Board member Virginia Schlais said she thinks it is the other way around.
“There’s just a sense, I think, we trust ourselves, but we don’t know if we trust each other. Is that it? I don’t know,” Schlais said.
“I think that nicely sums it up,” board member John Michels said.
A couple board members indicated the confidentiality concerns may have stemmed from a particular incident, but nobody indicated what that incident was.
“Some movement forward has to take place somewhere along the line here that says, ‘OK, we get it, some things have gone on, some things have been talked about perhaps for whatever reason, but it’s gotta stop,’” Michels said.
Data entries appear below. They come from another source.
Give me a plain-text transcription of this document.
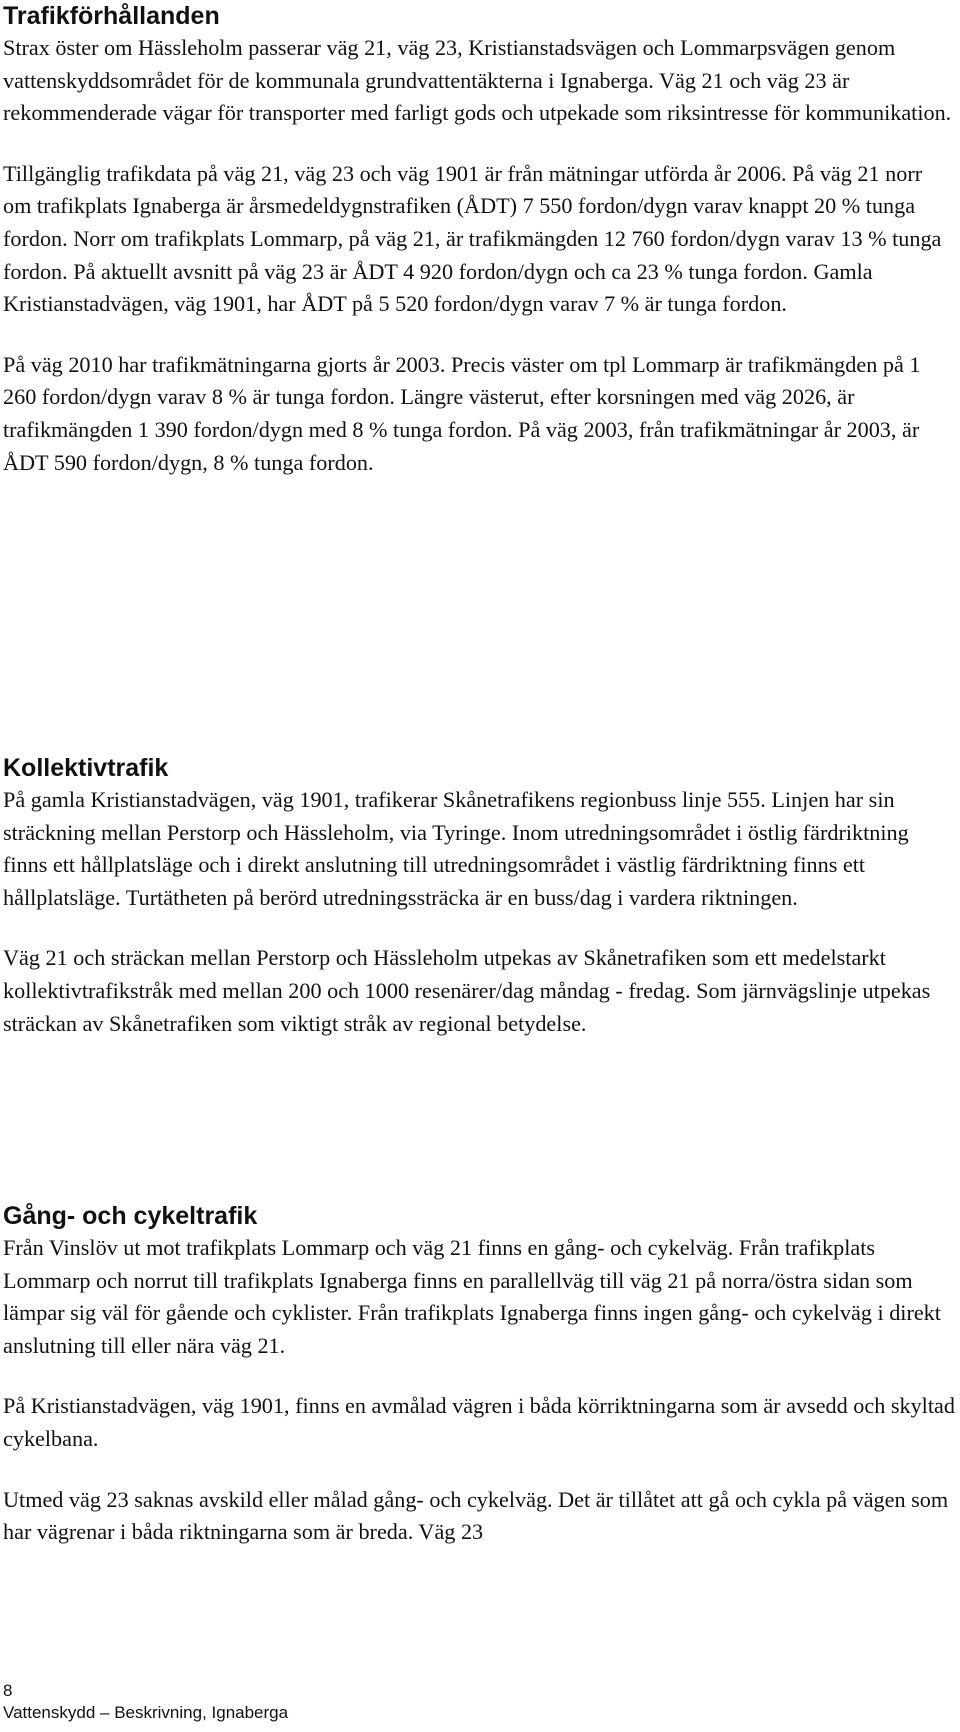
Trafikförhållanden

Strax öster om Hässleholm passerar väg 21, väg 23, Kristianstadsvägen och Lommarpsvägen genom vattenskyddsområdet för de kommunala grundvattentäkterna i Ignaberga. Väg 21 och väg 23 är rekommenderade vägar för transporter med farligt gods och utpekade som riksintresse för kommunikation.

Tillgänglig trafikdata på väg 21, väg 23 och väg 1901 är från mätningar utförda år 2006. På väg 21 norr om trafikplats Ignaberga är årsmedeldygnstrafiken (ÅDT) 7 550 fordon/dygn varav knappt 20 % tunga fordon. Norr om trafikplats Lommarp, på väg 21, är trafikmängden 12 760 fordon/dygn varav 13 % tunga fordon. På aktuellt avsnitt på väg 23 är ÅDT 4 920 fordon/dygn och ca 23 % tunga fordon. Gamla Kristianstadvägen, väg 1901, har ÅDT på 5 520 fordon/dygn varav 7 % är tunga fordon.

På väg 2010 har trafikmätningarna gjorts år 2003. Precis väster om tpl Lommarp är trafikmängden på 1 260 fordon/dygn varav 8 % är tunga fordon. Längre västerut, efter korsningen med väg 2026, är trafikmängden 1 390 fordon/dygn med 8 % tunga fordon. På väg 2003, från trafikmätningar år 2003, är ÅDT 590 fordon/dygn, 8 % tunga fordon.

Kollektivtrafik

På gamla Kristianstadvägen, väg 1901, trafikerar Skånetrafikens regionbuss linje 555. Linjen har sin sträckning mellan Perstorp och Hässleholm, via Tyringe. Inom utredningsområdet i östlig färdriktning finns ett hållplatsläge och i direkt anslutning till utredningsområdet i västlig färdriktning finns ett hållplatsläge. Turtätheten på berörd utredningssträcka är en buss/dag i vardera riktningen.

Väg 21 och sträckan mellan Perstorp och Hässleholm utpekas av Skånetrafiken som ett medelstarkt kollektivtrafikstråk med mellan 200 och 1000 resenärer/dag måndag - fredag. Som järnvägslinje utpekas sträckan av Skånetrafiken som viktigt stråk av regional betydelse.

Gång- och cykeltrafik

Från Vinslöv ut mot trafikplats Lommarp och väg 21 finns en gång- och cykelväg. Från trafikplats Lommarp och norrut till trafikplats Ignaberga finns en parallellväg till väg 21 på norra/östra sidan som lämpar sig väl för gående och cyklister. Från trafikplats Ignaberga finns ingen gång- och cykelväg i direkt anslutning till eller nära väg 21.

På Kristianstadvägen, väg 1901, finns en avmålad vägren i båda körriktningarna som är avsedd och skyltad cykelbana.

Utmed väg 23 saknas avskild eller målad gång- och cykelväg. Det är tillåtet att gå och cykla på vägen som har vägrenar i båda riktningarna som är breda. Väg 23

8
Vattenskydd – Beskrivning, Ignaberga
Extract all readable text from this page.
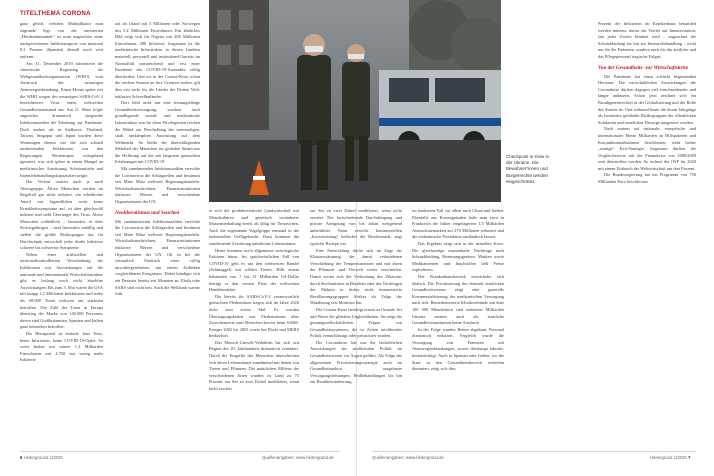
TITELTHEMA CORONA

ganz gleich, welchen Multiplikator man zugrunde legt, von der anvisierten „Herdenimmunität“ ist man ungeachtet einer nachgewiesenen Infektionsquote von maximal 9,3 Prozent (Spanien) überall noch weit entfernt.

Am 31. Dezember 2019 informierte die chinesische Regierung die Weltgesundheitsorganisation (WHO) vom Ausbruch der neuartigen Atemwegserkrankung. Einen Monat später rief die WHO wegen des neuartigen SARS-CoV-2 bezeichneten Virus einen weltweiten Gesundheitsnotstand aus. Am 11. März folgte angesichts dramatisch steigender Infektionszahlen die Erhebung zur Pandemie. Doch anders als in Südkorea, Thailand, Taiwan, Singapur und Japan wurden diese Warnungen ebenso wie die sich schnell ausbreitenden Infektionen von den Regierungen Westeuropas weitgehend ignoriert, was sich später in einem Mangel an medizinischer Ausrüstung, Schutzmitteln und Intensivbehandlungskapazitäten zeigte.

Der Verlauf variiert auch je nach Altersgruppe. Ältere Menschen werden im Regelfall gar nicht infiziert, ein erheblicher Anteil von Jugendlichen weist keine Krankheitssymptome auf, ist aber gleichwohl infiziert und stellt Überträger des Virus. Ältere Menschen schließlich – besonders in über Sechzigjährigen – sind besonders anfällig und stellen die größte Risikogruppe dar. Im Durchschnitt entwickelt jeder fünfte Infizierte schwere bis schwerste Symptome.

Neben einer artifiziellen und territorialkontrollierten Verschiebung der Infektionen mit Auswirkungen auf die nationale und internationale Wirtschaftsstruktur gibt es bislang noch nicht absehbar Auswirkungen: Bis zum 5. Mai waren die USA mit knapp 1,2 Millionen Infektionen und mehr als 68.000 Toten weltweit am stärksten betroffen. Die Zahl der Toten in Europa überstieg die Marke von 140.000 Personen, davon sind Großbritannien, Spanien und Italien ganz besonders betroffen.

Die Heinsprotal ist einfach: Jene Tests, keine Infizierten, keine COVID-19-Opfer. So weist Indien mit seinen 1,3 Milliarden Einwohnern mit 4.700 nur wenig mehr Infizierte

auf als Irland mit 5 Millionen oder Norwegen mit 5,4 Millionen Einwohnern. Ein ähnliches Bild zeigt sich für Nigeria mit 206 Millionen Einwohnern, 280 Infizierte. Insgesamt ist die medizinische Infrastruktur in diesen Ländern materiell, personell und institutionell bereits im Normalfall unzureichend und erst einer Pandemie des COVID-19-Ausmaßes völlig überfordert. Und wo in der Corona-Krise schon die reichen Staaten an ihre Grenzen stoßen, gilt dies erst recht für die Länder der Dritten Welt, inklusive Schwellenländer.

Dort fehlt nicht nur eine leistungsfähige Gesundheitsversorgung, sondern auch grundlegende soziale und medizinische Infrastruktur: nur für diese Privilegierten reichen die Mittel zur Beschaffung der notwendigen, stark umkämpften Ausrüstung auf dem Weltmarkt. So bleibt der überwältigenden Mehrheit der Menschen im globalen Süden nur die Hoffnung auf die seit längerem gemachten Erfahrungen mit COVID-19.

Mit zunehmenden Infektionszahlen erreichte die Coronavirus die Schlagzeilen und bestimmt seit Mitte März weltweit Regierungshandeln. Wirtschaftsnachrichten, Finanzinstitutionen inklusive Börsen und verschiedene Organisationen der UN.

Neoliberalismus und Seuchen

Mit randomisierten Infektionszahlen erreichte die Coronavirus die Schlagzeilen und bestimmt seit Mitte März weltweit Regierungshandeln. Wirtschaftsnachrichten, Finanzinstitutionen inklusive Börsen und verschiedene Organisationen der UN. Oft ist bei der vermutlich Eindruck eines völlig unvorhergesehenen, mit einem Erdbeben vergleichbaren Ereignisses. Dabei kündigte sich ein Desaster bereits seit Monaten an. Ebola oder SARS sind nicht neu. Auch die Weltbank warnte früh.

te sich die produktivistische Landwirtschaft mit Monokulturen und genetisch veränderter Massentierhaltung bereit als fähig für Tierseuchen. Auch die sogenannte Vogelgrippe entstand in der industriellen Geflügelzucht. Dazu kommen die zunehmende Zerstörung natürlicher Lebensräume.

Heute kommen noch allgemeine soziologische Faktoren hinzu. Im sprichwörtlichen Fall von COVID-19 geht es um den weltweiten Handel (Schmuggel) mit wilden Tieren. Hilft einem bekannten von 7 bis 21 Milliarden US-Dollar beträgt er den vierten Platz der weltweiten Handelsmärkte.

Die bereits für SARS-CoV-2 verantwortlich gemachten Fledermäuse tragen sich im Jahre 2020 nicht zum ersten Mal: Es wurden Übertragungsketten von Fledermäusen über Zwischenwirte zum Menschen bereits beim SARS-Erreger 2002 bis 2003 sowie bei Ebola und MERS beobachtet.

Das Mensch-Umwelt-Verhältnis hat sich seit Beginn des 20. Jahrhunderts dramatisch verändert. Durch die Eingriffe des Menschen überschreiten sich deren Lebensräume zunehmend mit denen von Tieren und Pflanzen. Die natürlichen Milieus der verschiedenen Arten wurden zu Land zu 75 Prozent, zur See zu zwei Drittel modifiziert, wenn nicht zerstört.

Checkpoint in Kiew in der Ukraine. Die Bewohner*innen und Bürgerrechte werden eingeschränkt.

zur See zu zwei Drittel modifiziert, wenn nicht zerstört. Die fortschreitende Durchdringung und private Aneignung von bis dahin weitgehend unberührter Natur erweckt kommerziellen „Inwertsetzung“ befördert die Biodiversität, engt typische Biotope ein.

Eine Entwicklung dürfte sich im Zuge der Klimaerwärmung, der damit verbundenen Verschiebung der Temperaturzonen und mit ihnen der Pflanzen- und Tierwelt weiter verschärfen. Damit weitet sich die Verbreitung des Zikavirus durch Stechmücken in Brasilien oder das Vordringen der Malaria in bisher nicht immunisierte Bevölkerungsgruppen Afrikas als Folge der Wanderung von Moskitos hin.

Die Corona-Krise bestätigt erneut auf brutale Art und Weise die globalen Ungleichheiten. Sie zeigt die gesamtgesellschaftlichen Folgen von Gesundheitssystemen, die in Zeiten neoliberaler Politik vernachlässigt oder privatisiert wurden.

Die Coronakrise hat uns die bedrohlichen Auswirkungen der neoliberalen Politik im Gesundheitswesen vor Augen geführt. Als Folge der allgemeinen Privatisierungsstrategie auch im Gesundheitssektor ausgebaute Versorgungsleistungen, Heilbehandlungen bis hin zur Renditeorientierung.

im konkreten Fall vor allem nach China und Indien. Ebenfalls aus Kostengründen halte man etwa in Frankreich die früher eingelagerten 1,5 Milliarden Atemschutzmasken auf 270 Millionen reduziert und die einheimische Produktion ausländisch lassen.

Das Ergebnis zeigt sich in der aktuellen Krise: Die gleichzeitige massenhafte Nachfrage nach Schutzkleidung, Beatmungsgeräten, Masken sowie Medikamenten und Impfstoffen ließ Preise explodieren.

Der Krankenhausbereich entwickelte sich ähnlich. Die Privatisierung des ehemals staatlichen Gesundheitswesens zeigt eine generelle Kommerzialisierung der medizinischen Versorgung nach sich. Bemerkenswerte Klinikverbünde mit über 100 000 Mitarbeitern sind mehreren Milliarden Umsatz setzten auch als staatliche Gesundheitsinstitution keine Ausdruck.

In der Folge wurden Betten abgebaut, Personal dramatisch reduziert. Vergleich wurde die Versorgung von Patienten mit Atemwegserkrankungen, soweit überhaupt lukrativ, beeinträchtigt. Auch in Spanien oder Italien, wo der Staat in den Gesundheitsbereich weiterhin dominiert, zeigt sich dies.

Prozent der Infizierten im Krankenhaus behandelt werden müssen, davon ein Viertel auf Intensivstation, fast jeder Zweite beatmet wird – ungeachtet der Schutzkleidung bis hin zur Intensivbehandlung – nicht nur für die Patienten, sondern auch für das ärztliche und das Pflegepersonal tragische Folgen.

Von der Gesundheits- zur Wirtschaftskrise

Die Pandemie hat einen schlicht beginnenden Horizont. Die wirtschaftlichen Auswirkungen der Coronakrise dürften dagegen viel einschneidender und länger andauern. Schon jetzt zeichnet sich ein Paradigmenwechsel in der Globalisierung und der Rolle des Staates ab. Und während heute die ihrem Jahrgänge als besonders gefährdet Risikogruppen der öffentlichen Solidarität und staatlichen Fürsorge ausgesetzt werden.

Nach seinem auf nationale, europäische und internationaler Ebene Milliarden an Hilfspaketen und Konjunkturmaßnahmen beschlossen, steht bisher „wenige“ Exit-Strategie. Insgesamt dürften die Vergleichswerte mit der Finanzkrise von 2008/2009 weit übertroffen werden. So rechnet der IWF für 2020 mit einem Einbruch der Weltwirtschaft um drei Prozent.

Die Bundesregierung hat ein Programm von 750 Milliarden Euro beschlossen.

6 Hinterground 1/2020	Quellenangaben: www.hintergrund.de	Quellenangaben: www.hintergrund.de	Hintergrund 1/2020 7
Discussing what the next step would be, board member Chris Martinson suggested the board receive training in open meetings law.
The board will further discuss what action to take to improve confidentiality at its April 10 meeting. The board meets at 6 p.m. at the district office, 901 West Washington St. The meetings are open to the public.
Schroeder shared board members’ responses to unrelated survey questions. One question asked if the board conducts meetings orderly and efficiently. She said respondents showed “a little bit of concern that maybe we’re too orderly and a little too sterile.”
“I do think a lot of that is because we do ask questions [to administration before the meetings] and we know some of the answers ahead of time,” which may cut down on the discussions and debates that take place in front of the public, Schroeder said.
Respondents also suggested the board better recognize the successes of individuals and groups in the district, and the board should regularly review board policies to make sure they’re up to date and relevant.
Schroeder mentioned the board’s positives and accomplishments that respondents highlighted, among them: bringing diverse backgrounds and points of view to the table; hiring the next district administrator; wisely using referendum dollars to improve security, roofing and literacy programs; creating a great environment for students within a tight budget; and carrying out the district’s mission of “Success for All Students.”
Circling back to the point of maintaining confidentiality, Schroeder added, “That being said, we have work to do.”